Slack-current has what looks like a clone of Gparted, called 'partitionmanager' which claims to have full ntfs resize/move/whatever support. (Assuming you use an X environment )

Sasha
I use Paragon Partition Manager but it has its problems. I use the Windows version (usually from a Windows PE boot CD). I guess I'm OS neutral. I use Linux, Windows and whatever else gets the job done. In many cases they can work equally as well. I'm spending more time in Linux and less in Windows. Except for compatibility with some software I'm finding more and more to like about Linux and less and less to like about Windows. That's partly because Linux is improving and partly because Windows is becoming less friendly. Windows sometimes reminds me of wicker furniture. It looks pretty but if you actually try to use it you find that it is uncomfortable or it breaks. It also tends to get a bit dusty as things fall through the cracks.

The Slackware setup is all done from a shell prompt without X so a text-based script to handle the partition resizing would be nice. I realize it is some work to do that and I'm not faulting Slackware for missing that particular convenience. That could be a reason for someone to prefer a different distro.
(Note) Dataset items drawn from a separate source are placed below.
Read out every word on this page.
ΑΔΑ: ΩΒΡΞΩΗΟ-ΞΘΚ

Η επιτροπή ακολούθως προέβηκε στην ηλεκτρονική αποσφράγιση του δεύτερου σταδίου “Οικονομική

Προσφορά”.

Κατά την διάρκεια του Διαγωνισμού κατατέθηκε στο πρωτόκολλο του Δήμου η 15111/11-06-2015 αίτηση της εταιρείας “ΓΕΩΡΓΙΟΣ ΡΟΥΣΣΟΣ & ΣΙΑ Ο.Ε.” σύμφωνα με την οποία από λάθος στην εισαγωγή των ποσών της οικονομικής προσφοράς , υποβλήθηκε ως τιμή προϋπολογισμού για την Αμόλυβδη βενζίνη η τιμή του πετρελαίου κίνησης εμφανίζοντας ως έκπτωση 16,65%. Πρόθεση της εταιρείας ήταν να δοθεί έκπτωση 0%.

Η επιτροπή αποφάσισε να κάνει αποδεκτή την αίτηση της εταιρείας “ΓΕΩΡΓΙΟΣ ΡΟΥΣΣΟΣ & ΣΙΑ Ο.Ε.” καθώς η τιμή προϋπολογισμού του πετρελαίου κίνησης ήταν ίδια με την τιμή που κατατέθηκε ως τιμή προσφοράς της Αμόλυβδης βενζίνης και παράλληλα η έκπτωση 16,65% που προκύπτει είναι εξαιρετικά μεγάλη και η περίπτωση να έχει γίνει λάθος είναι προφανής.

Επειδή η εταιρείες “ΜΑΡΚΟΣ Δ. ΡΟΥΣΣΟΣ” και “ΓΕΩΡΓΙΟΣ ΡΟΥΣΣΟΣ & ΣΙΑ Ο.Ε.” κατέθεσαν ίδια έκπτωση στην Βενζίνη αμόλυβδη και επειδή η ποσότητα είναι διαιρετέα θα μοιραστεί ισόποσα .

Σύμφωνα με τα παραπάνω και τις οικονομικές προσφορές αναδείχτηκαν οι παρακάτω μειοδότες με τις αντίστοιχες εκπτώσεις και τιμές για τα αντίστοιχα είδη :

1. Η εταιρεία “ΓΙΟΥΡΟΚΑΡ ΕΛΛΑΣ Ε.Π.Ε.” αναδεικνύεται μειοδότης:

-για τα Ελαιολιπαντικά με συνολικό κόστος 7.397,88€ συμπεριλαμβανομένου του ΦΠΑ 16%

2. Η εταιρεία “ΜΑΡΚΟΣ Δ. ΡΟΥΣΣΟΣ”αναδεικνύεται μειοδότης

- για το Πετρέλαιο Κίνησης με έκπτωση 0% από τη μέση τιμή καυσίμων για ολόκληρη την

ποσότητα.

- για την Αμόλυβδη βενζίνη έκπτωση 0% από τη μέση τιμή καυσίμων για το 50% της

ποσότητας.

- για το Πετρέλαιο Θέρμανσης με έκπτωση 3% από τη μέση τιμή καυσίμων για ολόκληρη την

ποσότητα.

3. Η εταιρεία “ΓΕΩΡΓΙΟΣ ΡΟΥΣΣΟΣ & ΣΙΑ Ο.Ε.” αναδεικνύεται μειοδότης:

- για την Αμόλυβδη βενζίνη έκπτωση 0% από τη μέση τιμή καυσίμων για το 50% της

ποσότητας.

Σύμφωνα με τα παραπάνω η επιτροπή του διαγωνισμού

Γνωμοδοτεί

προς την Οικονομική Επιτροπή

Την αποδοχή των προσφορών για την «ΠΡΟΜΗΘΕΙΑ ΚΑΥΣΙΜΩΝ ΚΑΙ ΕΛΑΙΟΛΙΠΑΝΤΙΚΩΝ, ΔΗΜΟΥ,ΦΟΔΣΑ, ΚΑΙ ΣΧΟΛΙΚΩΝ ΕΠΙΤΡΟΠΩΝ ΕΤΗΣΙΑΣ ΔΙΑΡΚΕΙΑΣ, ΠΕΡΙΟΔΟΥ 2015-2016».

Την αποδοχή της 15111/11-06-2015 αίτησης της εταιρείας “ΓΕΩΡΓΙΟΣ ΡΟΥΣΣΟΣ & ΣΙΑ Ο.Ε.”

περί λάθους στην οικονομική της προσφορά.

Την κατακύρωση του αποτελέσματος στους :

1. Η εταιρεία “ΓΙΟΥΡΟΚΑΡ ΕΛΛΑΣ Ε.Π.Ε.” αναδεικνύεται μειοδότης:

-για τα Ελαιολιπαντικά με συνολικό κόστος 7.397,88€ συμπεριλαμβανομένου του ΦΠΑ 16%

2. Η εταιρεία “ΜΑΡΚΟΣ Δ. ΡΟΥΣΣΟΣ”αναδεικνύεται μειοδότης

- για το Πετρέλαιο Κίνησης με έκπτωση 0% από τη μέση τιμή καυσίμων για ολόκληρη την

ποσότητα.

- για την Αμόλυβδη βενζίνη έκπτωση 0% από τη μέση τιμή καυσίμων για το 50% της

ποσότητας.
I don't think that Slackware should try to be everything to all people and certainly shouldn't do something just because other distros do it. There are already too many nearly identical distros and fortunately Slackware isn't one of those. I do think that anything in Slackware that makes the installation and setup more convenient is likely to encourage less experienced people to use it. I started with Slackware 10.2 and since then it has only gotten easier to install and configure.

Convenience is not a solution to every problem. I can remember a frustrating time when I first tried to install Ubuntu. The graphical setup CD did not correctly detect the display resolution and all of the buttons that I needed to click were off the edge of the screen. It wasn't obvious what to do to get around that problem and finding something in the documentation was difficult. I gave up in frustration. A while later I accidentally stumbled on a post that described the key combination to move the display in the view port and make the buttons visible. The more a person is involved in the installation and setup, the more they can adjust for minor differences or problems specific to their coniguration. Automatic is great until it doesn't work.